Prime offenders: Virginia’s elite universities, the University of Virginia and the College of William & Mary, continuing to parlay their pricing power into higher tuition and fees at a remarkably aggressive rate.

As always, the universities turn to the excuse that state budget cuts made them do it. And, as the SCHEV report makes clear, the past year was a budgetary roller coaster and General Fund support for higher ed was cut by $45 million in each year of the biennium, for a total of 2.1%. But that accounts for only one percentage point of the 6% increase this year. Inflation accounts for another percentage point. That still leaves an unjustifiable increase of 4%.

Meanwhile, the indentured servitude of America’s college-educated youth, especially those whose parents aren’t affluent enough to foot the bill, continues apace. Student debt is accumulating as rapidly as the national debt, now exceeding $1.3 trillion.

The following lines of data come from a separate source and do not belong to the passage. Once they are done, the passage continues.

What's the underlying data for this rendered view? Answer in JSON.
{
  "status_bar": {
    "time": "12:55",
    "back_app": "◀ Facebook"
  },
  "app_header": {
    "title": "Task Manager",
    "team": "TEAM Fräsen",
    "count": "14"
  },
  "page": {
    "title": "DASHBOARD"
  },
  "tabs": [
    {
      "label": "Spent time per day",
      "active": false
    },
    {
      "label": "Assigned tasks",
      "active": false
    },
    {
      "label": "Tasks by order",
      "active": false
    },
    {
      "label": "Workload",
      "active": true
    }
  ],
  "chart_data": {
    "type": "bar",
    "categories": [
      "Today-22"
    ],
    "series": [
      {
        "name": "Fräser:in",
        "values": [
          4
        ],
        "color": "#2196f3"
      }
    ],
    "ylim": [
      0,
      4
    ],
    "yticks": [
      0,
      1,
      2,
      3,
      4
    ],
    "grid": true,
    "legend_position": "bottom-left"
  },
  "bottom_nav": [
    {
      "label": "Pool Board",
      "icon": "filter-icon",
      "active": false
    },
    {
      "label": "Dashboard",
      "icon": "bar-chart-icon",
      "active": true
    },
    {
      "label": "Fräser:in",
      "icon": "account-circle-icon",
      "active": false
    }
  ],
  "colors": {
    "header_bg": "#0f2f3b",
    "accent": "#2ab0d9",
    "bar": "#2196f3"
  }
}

If there is a consolation to this dismal news, according to WalletHub, one of the nation’s leading purveyors of listicles, Virginia students are less debt-ridden than the national average. Compiling metrics on the percentage of students with debt, the average size of that debt, debt as a percentage of income, post-college employment rates and delinquent loans, Virginia’s college students rank 6th best off in the country. That is a testimony to the fact that, relatively speaking, Virginia institutions of higher ed are less rapaciously exploitative  than their peers in other states. (Yes, that’s the sound of one hand clapping.)